Proving in a triangle $AB$ and $CD$ are two straight lines  intersecting in $O$. $XY$ is another straight line.  Show that in general two points can be found on $XY$ which are equidistant from $AB$ and $CD$. But isn't there only one such point?
Please help. I know we can find plenty of such points on the anglular bisector of $AB$ and $CD$, but how about when the line $XY$ doesn't coincide  with the angular bisector?
 A: The lines $AB$ and $CD$ have two angular bisectors. They are the lines $l$ and $m$ in the sketch below. So the two points you're looking for are the intersections of $XY$ with the two angular bisectors.  
In general  any line wich 


*

*doesn't coincide with $AB$ or $CD$

*isn't perpendicular to either $l$ or $m$

*doesn't go through $O$,


will have exactly two points wich are equidistant to $AB$ and $CD$.
N.B. You really should talk about the line through $A$ and $B$ or rename it $l$ (or some other lowercase letter) otherwise they are line segments as I mentioned.
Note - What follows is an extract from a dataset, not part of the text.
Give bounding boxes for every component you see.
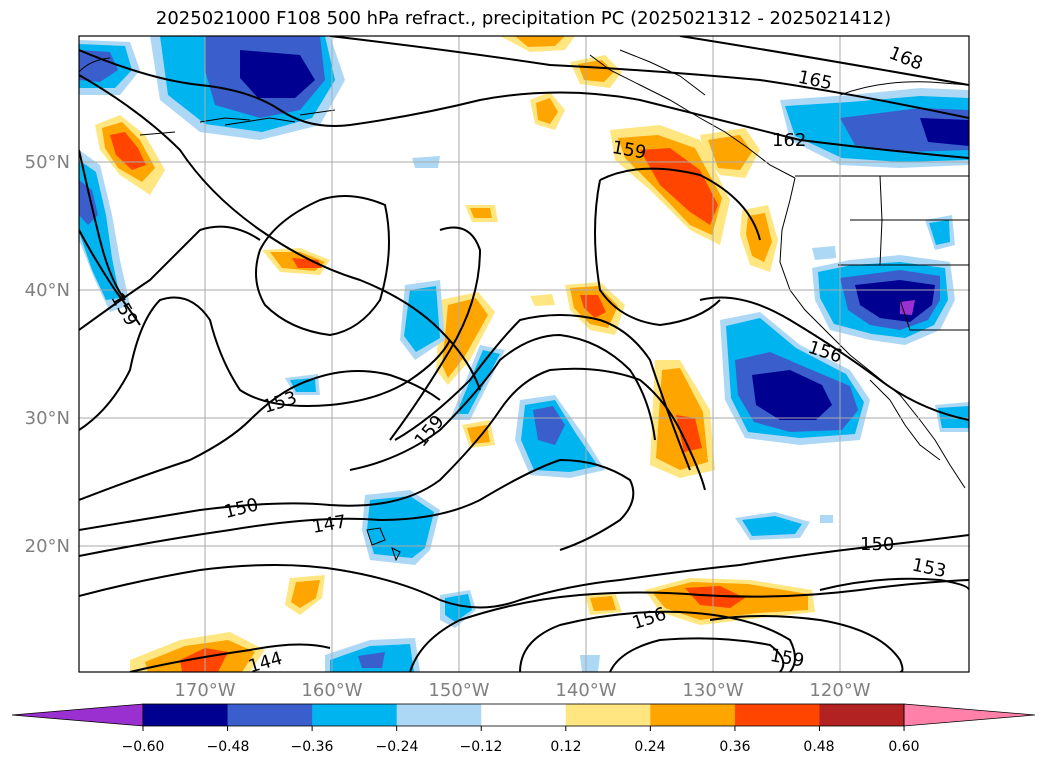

Sorry for the low quality sketch, but I'm not on my home computer, 
so I was having a hard time with it. This seemed like the best solution to me.
A: AB and CD will have an angular bisectors PQ and RS.  Every point on PQ and RS will be equidistant from AB and CD.  
An arbitary line XY will intersect PQ only once; unless XY is either colinear (infinitely many intersections) or parallel (no intersections) to PQ.  Such a point of intersection will be fit the required criteria.
Likewise with RS.  XY cannot be parallel to both RS and PQ unless AB and CD are colinear.
There is one more case.  XY can intercept both PQ and RS through O.
In any other case, there will be exactly two points on XY that fit the required criteria.